At one end of the spectrum, the bachelor’s degree in drama at the University of Southern California costs students over $160,000 over four years, but delivers earnings more than $10,000 per year below the counterfactual. As a result, I estimate that USC’s drama program has an ROI of negative $540,000.

The full ROI estimates for undergraduate programs are available here. The full ROI estimates for graduate programs are available here.


"Around 29 percent of federal Pell Grant and student loan dollars over the last five years were used at programs that leave students with a negative ROI," notes Cooper.


Most studies of the college payoff are much rosier than FREOPP's report because they compare the earnings of college graduates --  68 percent more  -- with the earnings of workers with only a high school diploma.

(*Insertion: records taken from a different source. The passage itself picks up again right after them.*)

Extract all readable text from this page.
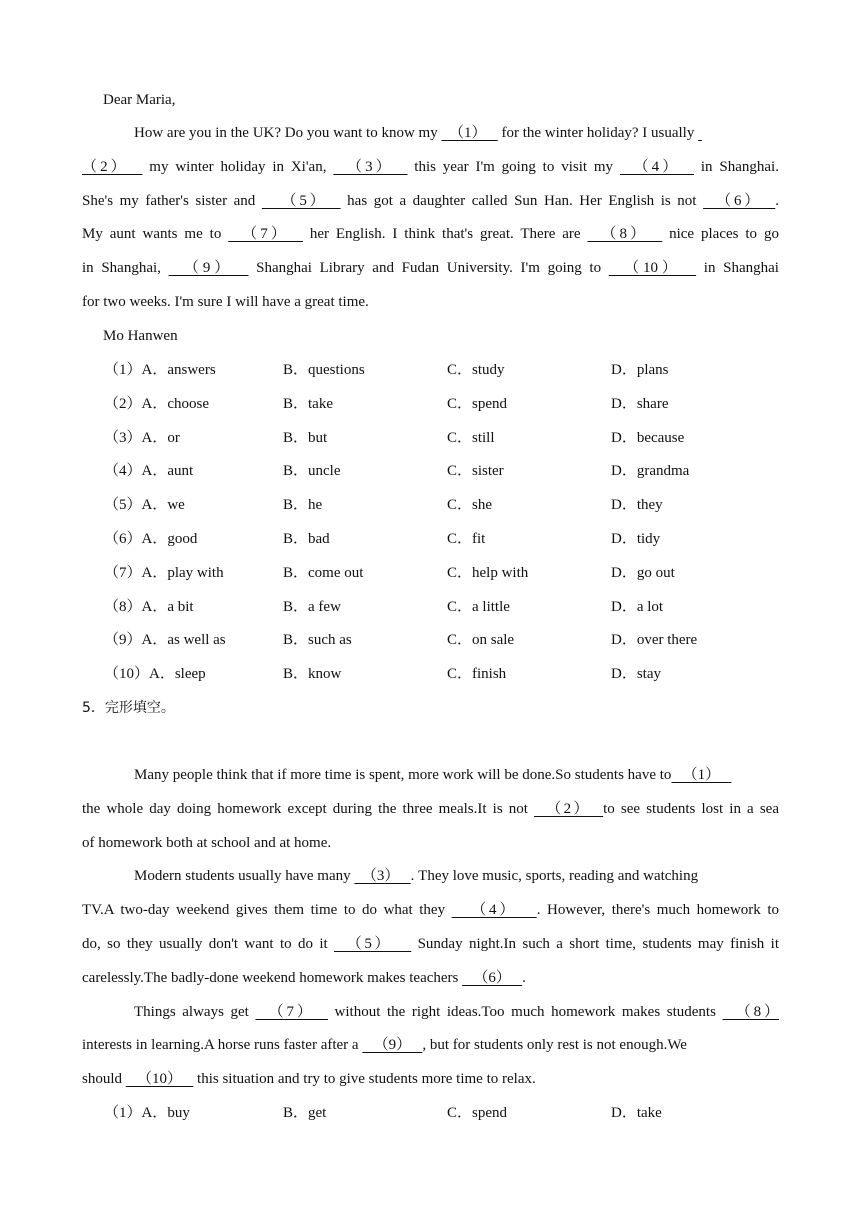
Dear Maria,
How are you in the UK? Do you want to know my   （1）    for the winter holiday? I usually
（2）   my winter holiday in Xi'an,   （3）   this year I'm going to visit my   （4）   in Shanghai.
She's my father's sister and    （5）   has got a daughter called Sun Han. Her English is not   （6）  .
My aunt wants me to   （7）   her English. I think that's great. There are   （8）   nice places to go
in Shanghai,   （9）   Shanghai Library and Fudan University. I'm going to   （10）   in Shanghai
for two weeks. I'm sure I will have a great time.
Mo Hanwen
（1）A．answers	B．questions	C．study	D．plans
（2）A．choose	B．take	C．spend	D．share
（3）A．or	B．but	C．still	D．because
（4）A．aunt	B．uncle	C．sister	D．grandma
（5）A．we	B．he	C．she	D．they
（6）A．good	B．bad	C．fit	D．tidy
（7）A．play with	B．come out	C．help with	D．go out
（8）A．a bit	B．a few	C．a little	D．a lot
（9）A．as well as	B．such as	C．on sale	D．over there
（10）A．sleep	B．know	C．finish	D．stay
5．完形填空。
Many people think that if more time is spent, more work will be done.So students have to   （1）
the whole day doing homework except during the three meals.It is not   （2）  to see students lost in a sea
of homework both at school and at home.
Modern students usually have many   （3）   . They love music, sports, reading and watching
TV.A two-day weekend gives them time to do what they    （4）   . However, there's much homework to
do, so they usually don't want to do it   （5）    Sunday night.In such a short time, students may finish it
carelessly.The badly-done weekend homework makes teachers    （6）   .
Things always get   （7）   without the right ideas.Too much homework makes students   （8）
interests in learning.A horse runs faster after a    （9）   , but for students only rest is not enough.We
should    （10）    this situation and try to give students more time to relax.
（1）A．buy	B．get	C．spend	D．take
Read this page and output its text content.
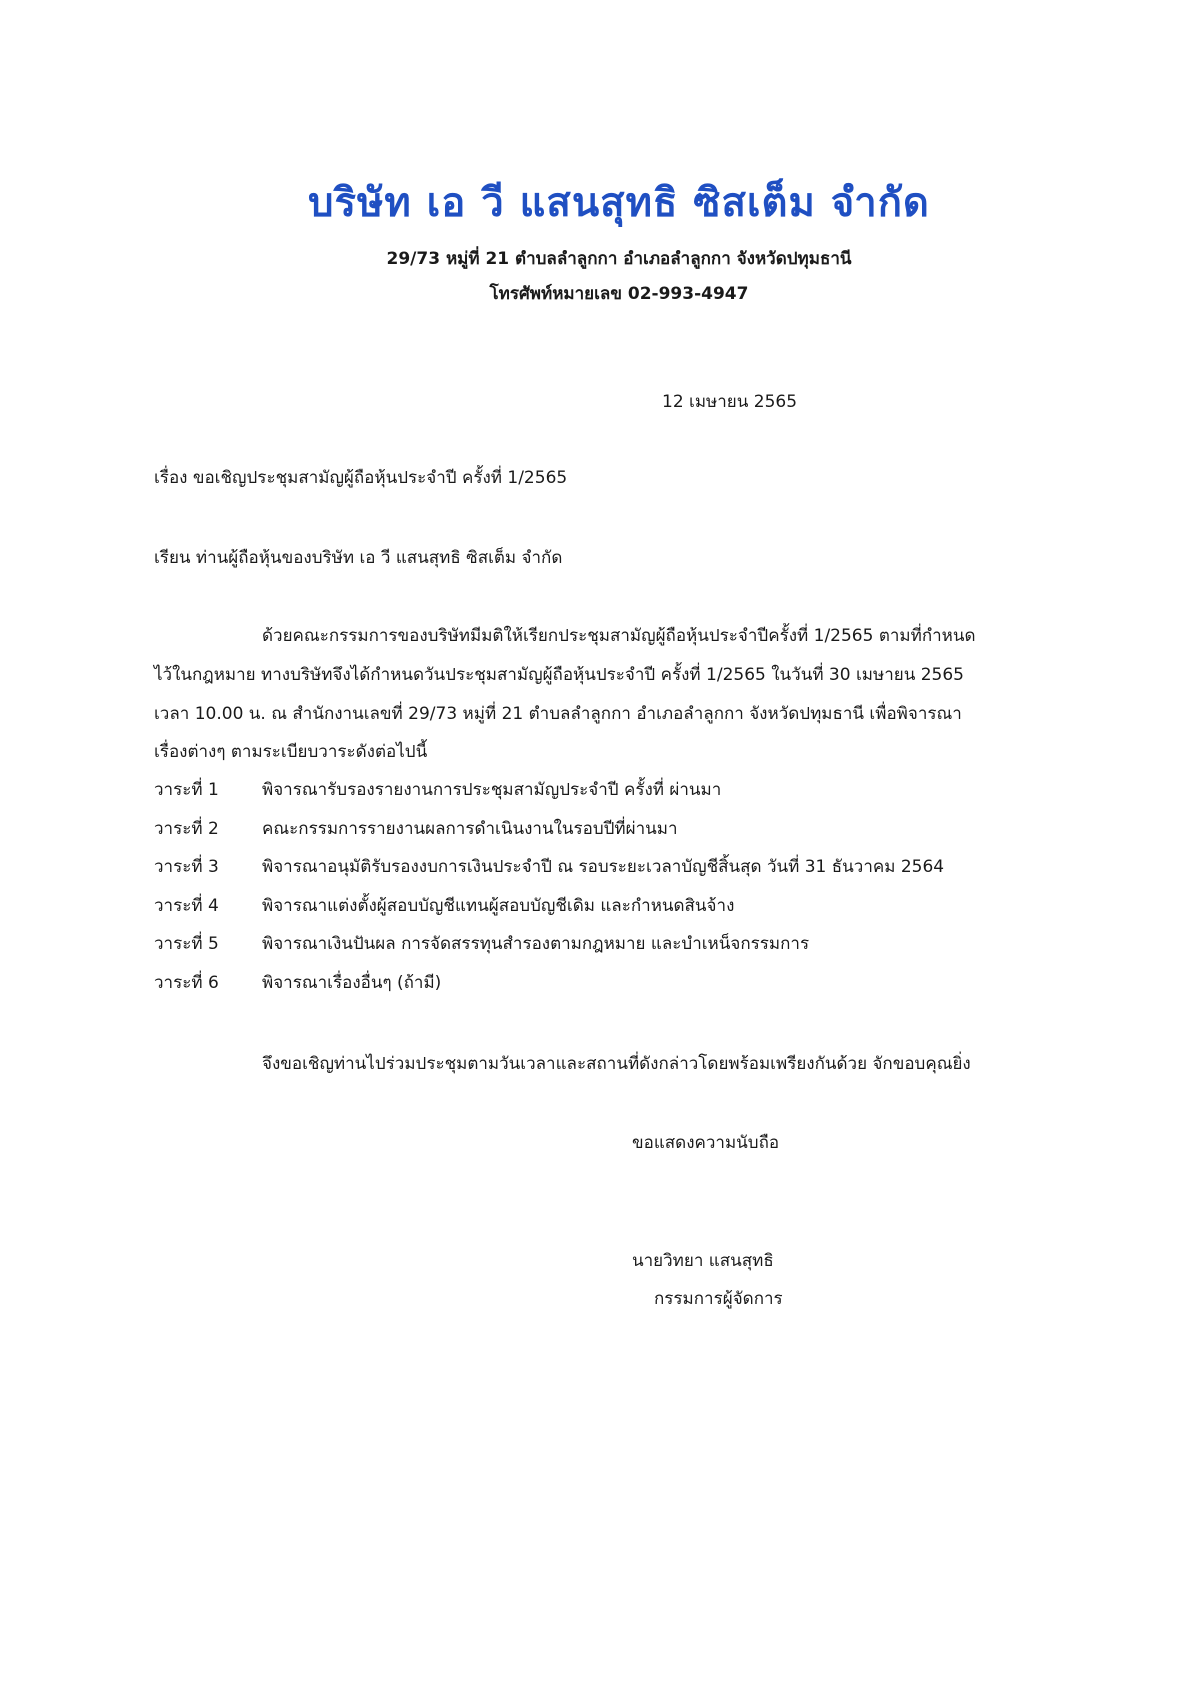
บริษัท เอ วี แสนสุทธิ ซิสเต็ม จำกัด
29/73 หมู่ที่ 21 ตำบลลำลูกกา อำเภอลำลูกกา จังหวัดปทุมธานี
โทรศัพท์หมายเลข 02-993-4947
12 เมษายน 2565
เรื่อง ขอเชิญประชุมสามัญผู้ถือหุ้นประจำปี ครั้งที่ 1/2565
เรียน ท่านผู้ถือหุ้นของบริษัท เอ วี แสนสุทธิ ซิสเต็ม จำกัด
ด้วยคณะกรรมการของบริษัทมีมติให้เรียกประชุมสามัญผู้ถือหุ้นประจำปีครั้งที่ 1/2565 ตามที่กำหนด
ไว้ในกฎหมาย ทางบริษัทจึงได้กำหนดวันประชุมสามัญผู้ถือหุ้นประจำปี ครั้งที่ 1/2565 ในวันที่ 30 เมษายน 2565
เวลา 10.00 น. ณ สำนักงานเลขที่ 29/73 หมู่ที่ 21 ตำบลลำลูกกา อำเภอลำลูกกา จังหวัดปทุมธานี เพื่อพิจารณา
เรื่องต่างๆ ตามระเบียบวาระดังต่อไปนี้
วาระที่ 1	พิจารณารับรองรายงานการประชุมสามัญประจำปี ครั้งที่ ผ่านมา
วาระที่ 2	คณะกรรมการรายงานผลการดำเนินงานในรอบปีที่ผ่านมา
วาระที่ 3	พิจารณาอนุมัติรับรองงบการเงินประจำปี ณ รอบระยะเวลาบัญชีสิ้นสุด วันที่ 31 ธันวาคม 2564
วาระที่ 4	พิจารณาแต่งตั้งผู้สอบบัญชีแทนผู้สอบบัญชีเดิม และกำหนดสินจ้าง
วาระที่ 5	พิจารณาเงินปันผล การจัดสรรทุนสำรองตามกฎหมาย และบำเหน็จกรรมการ
วาระที่ 6	พิจารณาเรื่องอื่นๆ (ถ้ามี)
จึงขอเชิญท่านไปร่วมประชุมตามวันเวลาและสถานที่ดังกล่าวโดยพร้อมเพรียงกันด้วย จักขอบคุณยิ่ง
ขอแสดงความนับถือ
นายวิทยา แสนสุทธิ
กรรมการผู้จัดการ
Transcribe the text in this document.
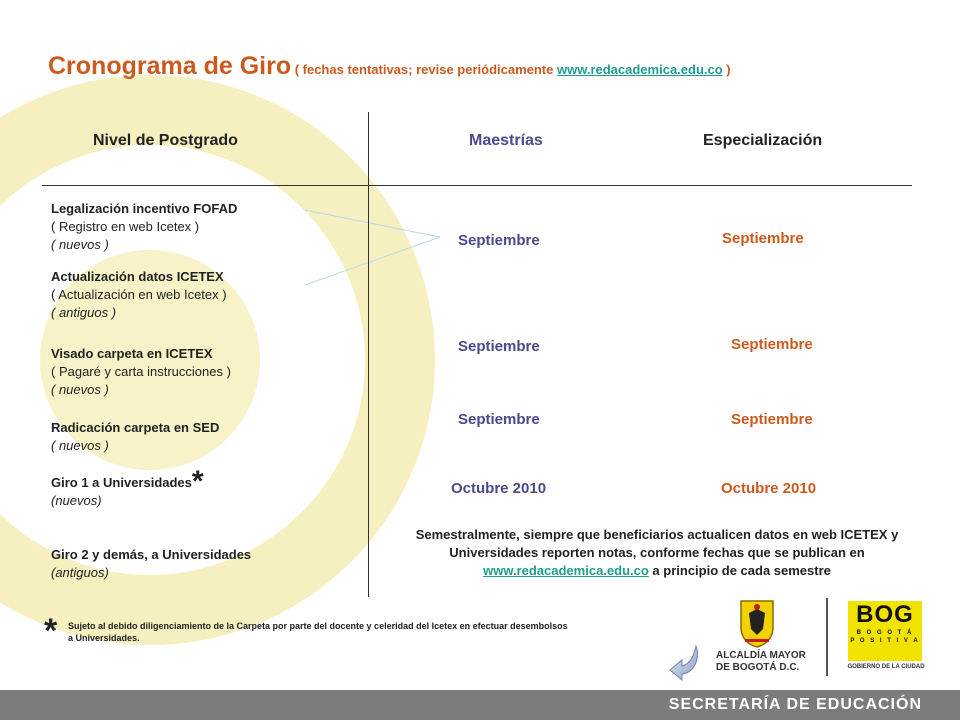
Cronograma de Giro ( fechas tentativas; revise periódicamente www.redacademica.edu.co )
Nivel de Postgrado	Maestrías	Especialización
Legalización incentivo FOFAD
( Registro en web Icetex )
( nuevos )
Actualización datos ICETEX
( Actualización en web Icetex )
( antiguos )
Visado carpeta en ICETEX
( Pagaré y carta instrucciones )
( nuevos )
Radicación carpeta en SED
( nuevos )
Giro 1 a Universidades*
(nuevos)
Giro 2 y demás, a Universidades
(antiguos)
Septiembre
Septiembre
Septiembre
Octubre 2010
Septiembre
Septiembre
Septiembre
Octubre 2010
Semestralmente, siempre que beneficiarios actualicen datos en web ICETEX y Universidades reporten notas, conforme fechas que se publican en www.redacademica.edu.co a principio de cada semestre
* Sujeto al debido diligenciamiento de la Carpeta por parte del docente y celeridad del Icetex en efectuar desembolsos a Universidades.
ALCALDÍA MAYOR
DE BOGOTÁ D.C.
BOG
B O G O T Á
P O S I T I V A
GOBIERNO DE LA CIUDAD
SECRETARÍA DE EDUCACIÓN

That doesn't just lump in the arts majors with the engineers, writes Cooper. It assumes that apples (people who attend college) have the same earnings potential as oranges (those who don't enroll). "Finally, raw earnings premiums do not account for the cost of college or the risk of not finishing."


He estimates "counterfactual earnings for each program’s typical students, based on their demographics, socioeconomic status, academic ability, family background, and geographic location." In a universe in which the student didn't go to college, what would he or she be likely to earn?


For the median bachelor’s degree program, estimated earnings at age 27 are approximately $52,000, compared to median counterfactual earnings of $37,000, he estimates. Graduates enjoy a 39 percent wage premium, which "is respectable, but considerably less than the 68 percent premium implied by unadjusted numbers."